Les séries ouvrent de nouveaux mondes politiques
Les séries politiques sont aujourd’hui devenues légion et n’hésitent pas à se confronter à des questions d’envergure : le fonctionnement du champ politique proprement dit (Baron Noir, Borgen, Designated Survivor, Parlement, House of Cards, Occupied, Veep), l’activité militante (Mrs America), la violence et les fractures sociales ou ethniques (Les Sauvages, Watchmen, When They See Us) ou les moyens de refaire société après un attentat, un cataclysme ou une épidémie (En Thérapie, The Leftovers, The Walking Dead). Elles intéressent dès lors les sciences sociales, pas seulement comme des produits de la culture populaire ou de l’industrie du divertissement, mais comme des récits complexes, documentés et informés, qui construisent de nouveaux terrains pour l’étude des phénomènes de pouvoir, en donnant accès à des modes d’agir, des pratiques et des scènes politiques habituellement difficiles à observer.
On peut bien sûr travailler ces séries dans leur écart avec le réel, mais ce serait réducteur, et il paraît plus fécond de les prendre comme fictions, pour saisir à la fois comment elles absorbent, transforment et recréent ce que nous connaissons de la vie politique, et comment elles placent dans l’espace public de nouvelles idées et de nouvelles propositions. Ces séries partagent nombre d’objets avec la science politique, laquelle peut d’autant plus facilement se retrouver dans cet univers qu’elle l’a déjà balisé à travers ses recherches, et peut aujourd’hui l’utiliser comme un bel outil pédagogique.
Nouveaux territoires
Être un professionnel de la politique est un métier à temps plein, qui ne se limite pas à sa partie médiatisée (discours, débats, présence sur les réseaux sociaux). Les séries explorent donc leurs pratiques « entre » les moments d’apparition publique, en coulisses, en essayant de les rendre les plus photogéniques possibles. Ce sont par exemple les rapports de force, et les moments de tension, de négociation ou d’intimidation.

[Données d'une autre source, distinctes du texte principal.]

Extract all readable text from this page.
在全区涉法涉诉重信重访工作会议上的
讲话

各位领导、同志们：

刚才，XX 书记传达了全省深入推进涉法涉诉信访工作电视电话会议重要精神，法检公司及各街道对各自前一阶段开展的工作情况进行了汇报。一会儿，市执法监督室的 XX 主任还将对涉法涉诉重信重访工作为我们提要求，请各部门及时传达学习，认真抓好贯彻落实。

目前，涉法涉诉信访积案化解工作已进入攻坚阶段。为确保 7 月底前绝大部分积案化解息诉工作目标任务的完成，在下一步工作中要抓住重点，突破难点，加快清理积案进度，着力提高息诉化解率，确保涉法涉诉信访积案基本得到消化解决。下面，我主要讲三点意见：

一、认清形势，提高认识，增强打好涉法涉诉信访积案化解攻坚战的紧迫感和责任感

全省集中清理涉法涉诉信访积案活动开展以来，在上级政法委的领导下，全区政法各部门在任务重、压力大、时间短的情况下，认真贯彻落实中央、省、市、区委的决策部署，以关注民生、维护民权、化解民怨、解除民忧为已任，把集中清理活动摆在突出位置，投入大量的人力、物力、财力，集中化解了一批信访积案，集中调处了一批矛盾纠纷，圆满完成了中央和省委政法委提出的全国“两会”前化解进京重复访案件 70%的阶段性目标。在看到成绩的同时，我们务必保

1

Dans Baron Noir, Philippe Rickwaert est ainsi tancé frontalement par un cacique du Nord, qui lui dit que ses manœuvres nationales ne doivent pas bouleverser les équilibres de la fédération du parti, et lui rappelle au fond qu’il y a une autonomie partisane locale. Harper Mars, Secrétaire général de la Maison-Blanche dans Designated Survivor, menace vertement des députés de leur imposer des primaires dans leur État pour la prochaine élection s’ils ne soutiennent pas politiquement le président Kirkman.

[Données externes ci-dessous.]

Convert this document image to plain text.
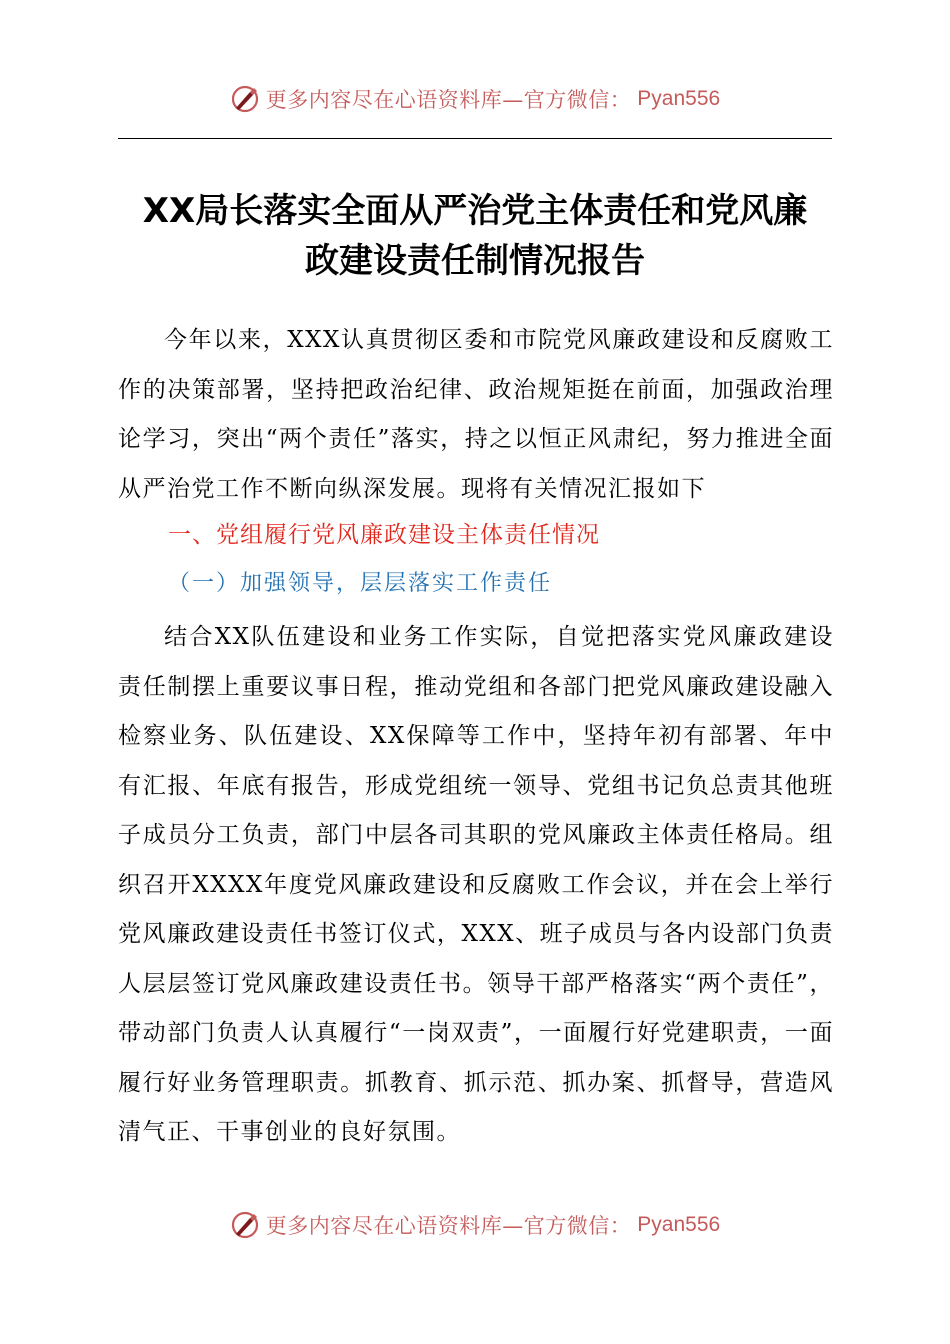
更多内容尽在心语资料库—官方微信： Pyan556
XX局长落实全面从严治党主体责任和党风廉
政建设责任制情况报告
今年以来，XXX认真贯彻区委和市院党风廉政建设和反腐败工作的决策部署，坚持把政治纪律、政治规矩挺在前面，加强政治理论学习，突出“两个责任”落实，持之以恒正风肃纪，努力推进全面从严治党工作不断向纵深发展。现将有关情况汇报如下
一、党组履行党风廉政建设主体责任情况
（一）加强领导，层层落实工作责任
结合XX队伍建设和业务工作实际，自觉把落实党风廉政建设责任制摆上重要议事日程，推动党组和各部门把党风廉政建设融入检察业务、队伍建设、XX保障等工作中，坚持年初有部署、年中有汇报、年底有报告，形成党组统一领导、党组书记负总责其他班子成员分工负责，部门中层各司其职的党风廉政主体责任格局。组织召开XXXX年度党风廉政建设和反腐败工作会议，并在会上举行党风廉政建设责任书签订仪式，XXX、班子成员与各内设部门负责人层层签订党风廉政建设责任书。领导干部严格落实“两个责任”，带动部门负责人认真履行“一岗双责”，一面履行好党建职责，一面履行好业务管理职责。抓教育、抓示范、抓办案、抓督导，营造风清气正、干事创业的良好氛围。
更多内容尽在心语资料库—官方微信： Pyan556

Alors qu’en science politique, les entourages d’élus sont devenus récemment un objet de recherche à part entière, les séries donnent une épaisseur et une complexité à ces figures jusque-là un peu éclipsées alors même que leur rôle est central dans l’activité politique. Pas seulement le conseiller en communication démiurgique qui serait capable à lui seul de retourner l’opinion publique et de fabriquer un candidat crédible à l’élection présidentielle (Les Hommes de l’ombre), mais de manière plus crédible le « spin doctor » qui gère l’image de sa patronne (Kasper Juul dans Borgen) et le « dir-cab » qui devient quasiment la doublure du député ou du ministre qu’il assiste, ou des figures, a priori moins séduisantes et consacrées, comme les assistants parlementaires. Dans Baron Noir, Cyril Balsan fait ainsi un burn out quand Philippe Rickwaert devient ministre du travail, puis devient lui-même député avant de quitter la vie politique quand ses convictions sont abimées.

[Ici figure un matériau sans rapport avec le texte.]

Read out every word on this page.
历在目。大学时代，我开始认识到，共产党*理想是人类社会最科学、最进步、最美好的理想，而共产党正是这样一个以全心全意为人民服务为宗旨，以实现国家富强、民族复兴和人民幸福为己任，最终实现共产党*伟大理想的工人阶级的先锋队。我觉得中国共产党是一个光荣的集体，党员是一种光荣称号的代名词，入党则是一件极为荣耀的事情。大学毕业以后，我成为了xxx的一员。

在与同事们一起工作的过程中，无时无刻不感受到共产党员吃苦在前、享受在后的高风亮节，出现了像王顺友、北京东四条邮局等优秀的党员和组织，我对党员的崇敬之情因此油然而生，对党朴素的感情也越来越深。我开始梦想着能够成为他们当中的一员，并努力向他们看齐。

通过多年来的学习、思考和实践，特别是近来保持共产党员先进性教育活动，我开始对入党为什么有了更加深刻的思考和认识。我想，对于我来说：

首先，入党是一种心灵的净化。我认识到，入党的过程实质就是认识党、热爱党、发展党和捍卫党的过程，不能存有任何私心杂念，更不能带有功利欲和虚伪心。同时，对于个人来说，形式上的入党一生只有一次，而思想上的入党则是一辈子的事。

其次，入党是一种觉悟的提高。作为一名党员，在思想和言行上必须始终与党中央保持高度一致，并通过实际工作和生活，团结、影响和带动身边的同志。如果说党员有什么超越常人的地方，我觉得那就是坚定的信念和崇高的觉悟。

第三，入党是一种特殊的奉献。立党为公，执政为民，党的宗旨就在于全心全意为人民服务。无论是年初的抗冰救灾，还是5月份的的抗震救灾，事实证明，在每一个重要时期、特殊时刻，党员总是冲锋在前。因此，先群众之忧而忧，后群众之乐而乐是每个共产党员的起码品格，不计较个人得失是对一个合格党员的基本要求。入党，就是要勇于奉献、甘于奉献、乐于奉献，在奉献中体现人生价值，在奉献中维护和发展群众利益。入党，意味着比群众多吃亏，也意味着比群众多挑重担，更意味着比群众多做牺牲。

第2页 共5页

Loin des ors de la République, et d’une certaine perception qui fait des hommes et femmes politiques des « privilégiés », les séries dévoilent la part triviale et quotidienne de la profession. Ainsi des débats municipaux houleux dans la mini-série de David Simon, Show Me a Hero, où le maire est violemment pris à partie par ses administrés, tandis que ses opposants jubilent, au point de se retrouver isolé politiquement, et affecté personnellement. La fausse spontanéité des discours enflammés est évidemment déconstruite, qui voit les élus s’entraîner laborieusement à les prononcer et à chercher leurs effets.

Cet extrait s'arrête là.